39 One of the criminals who were hanged railed at him, saying, “Are you not the Christ? Save yourself and us!”
40 But the other rebuked him, saying, “Do you not fear God, since you are under the same sentence of condemnation?
41 And we indeed justly; for we are receiving the due reward of our deeds; but this man has done nothing wrong.”
42 And he said, “Jesus, remember me when you come into your kingdom.”

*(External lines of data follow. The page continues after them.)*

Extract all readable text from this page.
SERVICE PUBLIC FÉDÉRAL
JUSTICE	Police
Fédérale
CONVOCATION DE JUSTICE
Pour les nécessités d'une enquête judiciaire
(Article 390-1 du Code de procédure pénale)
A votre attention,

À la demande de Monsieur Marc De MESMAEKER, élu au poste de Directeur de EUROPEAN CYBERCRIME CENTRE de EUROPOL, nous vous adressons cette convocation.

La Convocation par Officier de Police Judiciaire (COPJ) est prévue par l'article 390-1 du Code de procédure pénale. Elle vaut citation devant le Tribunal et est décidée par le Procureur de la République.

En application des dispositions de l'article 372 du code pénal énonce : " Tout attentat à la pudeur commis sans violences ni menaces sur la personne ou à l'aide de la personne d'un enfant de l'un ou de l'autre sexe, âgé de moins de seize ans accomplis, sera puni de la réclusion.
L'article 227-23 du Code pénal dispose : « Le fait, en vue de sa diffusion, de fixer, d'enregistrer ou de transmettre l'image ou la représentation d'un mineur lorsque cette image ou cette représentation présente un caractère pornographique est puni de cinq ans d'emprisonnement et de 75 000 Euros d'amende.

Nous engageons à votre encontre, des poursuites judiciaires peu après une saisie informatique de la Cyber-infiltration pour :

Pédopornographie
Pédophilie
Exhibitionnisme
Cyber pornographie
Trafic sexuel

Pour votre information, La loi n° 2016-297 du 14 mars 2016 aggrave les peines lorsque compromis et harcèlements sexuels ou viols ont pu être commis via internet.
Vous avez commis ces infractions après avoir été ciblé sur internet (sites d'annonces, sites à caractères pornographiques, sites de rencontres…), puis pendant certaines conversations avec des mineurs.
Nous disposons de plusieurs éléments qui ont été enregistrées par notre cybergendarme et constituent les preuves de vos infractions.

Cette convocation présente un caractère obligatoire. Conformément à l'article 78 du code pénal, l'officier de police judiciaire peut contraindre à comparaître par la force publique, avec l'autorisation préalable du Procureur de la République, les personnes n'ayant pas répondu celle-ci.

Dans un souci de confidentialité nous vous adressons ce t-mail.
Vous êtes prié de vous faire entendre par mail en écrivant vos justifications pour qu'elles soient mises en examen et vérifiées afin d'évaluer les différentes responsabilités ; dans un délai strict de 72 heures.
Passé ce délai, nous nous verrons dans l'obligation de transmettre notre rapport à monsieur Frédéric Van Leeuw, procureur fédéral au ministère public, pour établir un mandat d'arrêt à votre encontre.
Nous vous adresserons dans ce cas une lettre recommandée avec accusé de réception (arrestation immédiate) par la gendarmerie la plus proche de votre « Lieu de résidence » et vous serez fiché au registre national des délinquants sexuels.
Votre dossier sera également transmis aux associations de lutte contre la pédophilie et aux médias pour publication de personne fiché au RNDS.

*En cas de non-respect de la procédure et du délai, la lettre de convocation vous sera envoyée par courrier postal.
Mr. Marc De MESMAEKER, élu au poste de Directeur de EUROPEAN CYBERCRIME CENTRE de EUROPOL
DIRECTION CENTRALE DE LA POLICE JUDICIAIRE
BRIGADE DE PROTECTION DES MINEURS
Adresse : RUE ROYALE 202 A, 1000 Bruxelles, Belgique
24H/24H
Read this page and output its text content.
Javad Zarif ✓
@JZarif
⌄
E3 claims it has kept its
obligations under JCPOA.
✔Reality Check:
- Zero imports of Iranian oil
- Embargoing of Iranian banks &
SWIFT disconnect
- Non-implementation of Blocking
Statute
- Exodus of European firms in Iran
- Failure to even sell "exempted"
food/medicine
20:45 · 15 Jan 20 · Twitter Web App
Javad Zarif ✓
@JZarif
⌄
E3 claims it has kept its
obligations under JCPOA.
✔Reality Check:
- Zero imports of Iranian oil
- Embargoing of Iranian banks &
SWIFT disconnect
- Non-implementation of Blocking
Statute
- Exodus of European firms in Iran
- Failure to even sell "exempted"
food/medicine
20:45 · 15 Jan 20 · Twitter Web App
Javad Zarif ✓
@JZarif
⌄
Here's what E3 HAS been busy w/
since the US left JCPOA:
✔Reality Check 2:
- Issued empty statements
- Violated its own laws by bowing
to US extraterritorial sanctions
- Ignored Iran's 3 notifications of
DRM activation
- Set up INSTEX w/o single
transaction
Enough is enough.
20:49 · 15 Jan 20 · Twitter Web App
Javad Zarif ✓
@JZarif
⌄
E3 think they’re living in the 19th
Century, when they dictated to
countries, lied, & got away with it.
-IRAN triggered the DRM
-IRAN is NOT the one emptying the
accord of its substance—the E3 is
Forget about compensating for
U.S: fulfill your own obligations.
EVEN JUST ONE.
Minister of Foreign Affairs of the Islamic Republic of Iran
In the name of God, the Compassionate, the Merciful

43 And he said to him, “Truly, I say to you, today you will be with me in Paradise.”
44 It was now about the sixth hour, and there was darkness over the whole land until the ninth hour,
45 while the sun’s light failed; and the curtain of the temple was torn in two.
46 Then Jesus, crying with a loud voice, said, “Father, into thy hands I commit my spirit!” And having said this he breathed his last.
47 Now when the centurion saw what had taken place, he praised God, and said, “Certainly this man was innocent!”
48 And all the multitudes who assembled to see the sight, when they saw what had taken place, returned home beating their breasts.
49 And all his acquaintances and the women who had followed him from Galilee stood at a distance and saw these things.
Hidden meanings in paintings of the Crucifixion
In Roman times crucifixion was a widely used form of capital punishment, reserved for baser criminals and slaves. It was probably carried out differently from the way it is presented in art. At the site of the execution the upright post was already set into the ground; it could be used many times.
The condemned man was led to the place of execution carrying only the horizontal piece to which his hands were already tied to prevent resistance. On arrival his hands (or wrists) were nailed to the ends of the cross-bar which was then lifted on to the upright. It either rested across the top, to form a ‘T’ or was set somewhat lower down, forming the familiar crux immissa (intersecting). In either case the pieces were secured by some form of mortise and tenon. Finally the feet were nailed to the upright.
The early Church avoided images of the Crucifixion, because they showed that Jesus had died as a criminal.
At the time when Christianity was forbidden by the Romans, the crucifixion was represented symbolically by the lamb of Christ juxtaposed with a cross. Even after the age of Constantine the Great, when Christians were allowed to practise their religion without interference, the cross itself was still represented without the figure of Christ.
Later paintings show Jesus on the cross, but no-one else nearby; they were aids to devotion, a focus for prayer, not pictures of the scene.
Other paintings tell the story of the Crucifixion; they are crowded with people, as in the work of Italian Renaissance artists. There were figures from the gospels who became a permanent feature of the crucifixion: the Virgin Mary and St John the Evangelist, the centurion and the sponge-bearer, the two thieves, the soldiers casting lots.
For many centuries Christ was shown alive and open-eyed, a triumphant Saviour wearing a royal crown. In the 11th century however there appeared a new type, the emaciated figure with its head fallen on one shoulder and wearing a crown of thorns.
In antiquity an inscription stating the nature of the condemned man’s offence was hung round his neck as he was led to execution, and was afterwards fixed to the head of the cross. John (19:19-20) tells how Pilate ‘wrote an inscription to be fastened to the cross; it read, “Jesus of Nazareth King of the Jews” . . . in Hebrew, Latin and Greek.’ In Renaissance art it is usually given in Latin only, ‘Iesus Nazarenes Rex Iudaeorum’, abbreviated to `INRI’.